Pharmacists in All States Can Vaccinate Kids
By Robert Preidt
WEDNESDAY, Aug 19, 2020 (HealthDay News) – Children can now be vaccinated by pharmacists in all 50 states as the U.S. government seeks to prevent a drop in routine immunizations during the coronavirus pandemic.
While 28 states have already allowed pharmacists to immunize children, the directive announced Wednesday by the US Department of Health and Human Services (HHS) will temporarily lift restrictions in 22 states starting this fall. Associated press reported.
The directive was issued by HHS chief Alex Azar using the emergency powers at his disposal during the coronavirus outbreak in the United States, which has been declared a public health emergency.
“Especially as the school season approaches, it is essential that children have easy access to pediatric vaccinations to enable them to return to school when schools reopen,” said Azar, the AP reported.
The Trump administration has been pushing for schools and daycares to reopen as part of an effort to get parents back to work and help kick-start the economy.
Childhood vaccinations from doctors’ offices fell sharply in late March and early April, according to the U.S. Centers for Disease Control and Prevention.
However, a survey of pediatricians in May found that most offices were open and could give recommended injections during childhood, and more than half could accept new patients if needed. AP reported.
The American Academy of Pediatrics (AAP) quickly challenged the new HHS decision.
“This decision is incredibly misguided. In the midst of a pandemic, what families seek is reassurance and clinical advice from the doctors they trust most to care for their children: pediatricians,” AAP President Dr Sally Goza said in a statement. “Pediatrician offices are open and secure. We have all the necessary vaccines for children and adolescents in stock with trained healthcare professionals who can administer them. We know that the best and safest place for children to be immunized is in their medical homes.
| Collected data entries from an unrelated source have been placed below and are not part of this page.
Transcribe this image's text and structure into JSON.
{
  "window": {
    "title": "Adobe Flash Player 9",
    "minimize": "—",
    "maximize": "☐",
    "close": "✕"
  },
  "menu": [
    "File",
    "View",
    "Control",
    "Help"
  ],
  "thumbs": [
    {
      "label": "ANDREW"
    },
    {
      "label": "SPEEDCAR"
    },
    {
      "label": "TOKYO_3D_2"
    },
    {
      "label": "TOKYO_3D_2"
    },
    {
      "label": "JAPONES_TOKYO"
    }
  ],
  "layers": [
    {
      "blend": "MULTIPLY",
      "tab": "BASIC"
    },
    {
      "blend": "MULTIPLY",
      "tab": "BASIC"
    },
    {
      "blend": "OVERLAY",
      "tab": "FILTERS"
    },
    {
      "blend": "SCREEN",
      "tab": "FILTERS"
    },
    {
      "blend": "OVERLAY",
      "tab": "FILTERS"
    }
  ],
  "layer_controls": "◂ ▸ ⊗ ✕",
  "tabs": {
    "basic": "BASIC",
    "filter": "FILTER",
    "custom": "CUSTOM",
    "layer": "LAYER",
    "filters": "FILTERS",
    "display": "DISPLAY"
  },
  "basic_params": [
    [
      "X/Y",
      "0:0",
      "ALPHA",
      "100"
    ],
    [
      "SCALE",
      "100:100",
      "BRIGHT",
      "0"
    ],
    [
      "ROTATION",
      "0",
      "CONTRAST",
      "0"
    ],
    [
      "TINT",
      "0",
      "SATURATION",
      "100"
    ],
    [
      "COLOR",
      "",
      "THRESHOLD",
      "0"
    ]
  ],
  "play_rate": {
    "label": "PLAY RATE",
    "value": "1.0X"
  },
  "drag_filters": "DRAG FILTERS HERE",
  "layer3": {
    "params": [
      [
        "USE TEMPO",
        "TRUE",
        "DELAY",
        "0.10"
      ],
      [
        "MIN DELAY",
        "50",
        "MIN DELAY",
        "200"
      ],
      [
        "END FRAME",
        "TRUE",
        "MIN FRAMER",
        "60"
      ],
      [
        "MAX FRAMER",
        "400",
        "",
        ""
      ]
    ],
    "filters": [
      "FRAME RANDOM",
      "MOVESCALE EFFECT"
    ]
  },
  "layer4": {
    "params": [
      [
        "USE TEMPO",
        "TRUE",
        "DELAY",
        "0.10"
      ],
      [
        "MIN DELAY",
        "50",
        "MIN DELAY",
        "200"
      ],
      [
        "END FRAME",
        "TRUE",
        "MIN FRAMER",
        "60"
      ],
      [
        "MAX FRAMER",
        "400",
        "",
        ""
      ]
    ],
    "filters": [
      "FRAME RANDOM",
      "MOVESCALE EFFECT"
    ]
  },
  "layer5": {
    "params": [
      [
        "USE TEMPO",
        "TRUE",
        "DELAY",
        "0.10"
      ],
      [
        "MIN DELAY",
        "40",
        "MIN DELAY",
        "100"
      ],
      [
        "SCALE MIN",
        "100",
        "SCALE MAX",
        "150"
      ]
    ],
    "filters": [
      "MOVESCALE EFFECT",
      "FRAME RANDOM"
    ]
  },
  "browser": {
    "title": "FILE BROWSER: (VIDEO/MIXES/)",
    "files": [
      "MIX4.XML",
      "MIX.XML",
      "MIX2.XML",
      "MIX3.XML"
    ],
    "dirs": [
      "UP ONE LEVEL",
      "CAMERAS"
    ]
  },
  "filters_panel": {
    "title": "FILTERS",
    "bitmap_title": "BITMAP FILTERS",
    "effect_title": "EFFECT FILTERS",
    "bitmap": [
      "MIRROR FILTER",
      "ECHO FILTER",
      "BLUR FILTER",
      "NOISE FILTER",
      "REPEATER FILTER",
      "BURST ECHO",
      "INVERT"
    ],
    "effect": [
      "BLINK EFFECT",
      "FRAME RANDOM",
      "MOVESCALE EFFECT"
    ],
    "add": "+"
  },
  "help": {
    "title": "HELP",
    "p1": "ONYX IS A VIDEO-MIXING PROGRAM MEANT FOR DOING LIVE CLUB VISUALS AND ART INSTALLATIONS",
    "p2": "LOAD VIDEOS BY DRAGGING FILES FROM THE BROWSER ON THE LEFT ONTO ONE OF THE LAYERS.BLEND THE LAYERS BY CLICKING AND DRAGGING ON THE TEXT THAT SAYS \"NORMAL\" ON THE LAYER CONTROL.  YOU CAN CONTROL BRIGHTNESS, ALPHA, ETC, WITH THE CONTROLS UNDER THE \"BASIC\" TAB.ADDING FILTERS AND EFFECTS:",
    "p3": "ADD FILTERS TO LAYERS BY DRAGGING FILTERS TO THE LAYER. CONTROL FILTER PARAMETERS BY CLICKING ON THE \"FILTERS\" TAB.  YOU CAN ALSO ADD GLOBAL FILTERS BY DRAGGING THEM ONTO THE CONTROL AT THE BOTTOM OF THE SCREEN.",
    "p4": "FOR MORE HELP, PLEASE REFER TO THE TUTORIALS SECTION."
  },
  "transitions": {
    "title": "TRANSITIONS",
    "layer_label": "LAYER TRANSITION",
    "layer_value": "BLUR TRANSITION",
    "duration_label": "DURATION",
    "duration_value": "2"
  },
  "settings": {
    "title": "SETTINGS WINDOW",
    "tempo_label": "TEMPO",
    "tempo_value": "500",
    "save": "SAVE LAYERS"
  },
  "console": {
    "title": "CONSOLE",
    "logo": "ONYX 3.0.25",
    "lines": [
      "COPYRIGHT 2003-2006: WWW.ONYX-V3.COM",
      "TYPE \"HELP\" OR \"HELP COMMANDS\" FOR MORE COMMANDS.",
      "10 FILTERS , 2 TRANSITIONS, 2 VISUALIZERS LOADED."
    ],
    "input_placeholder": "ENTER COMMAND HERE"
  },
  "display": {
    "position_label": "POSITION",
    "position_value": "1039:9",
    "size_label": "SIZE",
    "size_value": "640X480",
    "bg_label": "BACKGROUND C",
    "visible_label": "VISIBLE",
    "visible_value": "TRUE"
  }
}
Under the HHS directive, state-licensed pharmacies can administer childhood vaccines without a doctor’s prescription. But pharmacists must first complete a training program, officials added.
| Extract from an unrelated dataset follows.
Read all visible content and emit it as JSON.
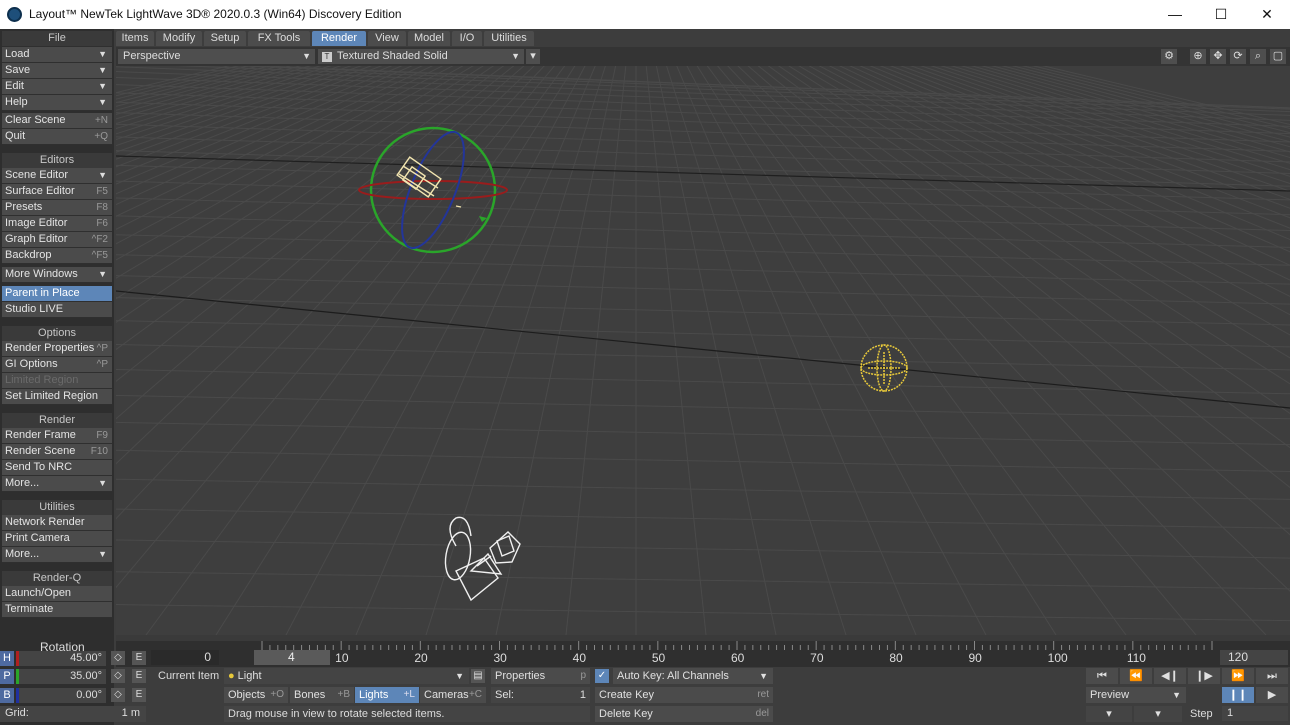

However, the new directive does not allow pharmacists to give vaccines to children under the age of 3 because they lack the required training or medical support, said Dr Brett Giroir, HHS assistant secretary at the Health, the AP reported.
The American Pharmacists Association had spoken with federal officials about expanding the services its members can provide during the pandemic, the AP reported.
“I wouldn’t say we pitched” the idea of getting federal permission to immunize children, said Mitchel Rothholz, the association’s chief governance officer and state affiliates. AP. “It was part of the ongoing conversations with policy makers, both at the federal and state levels.”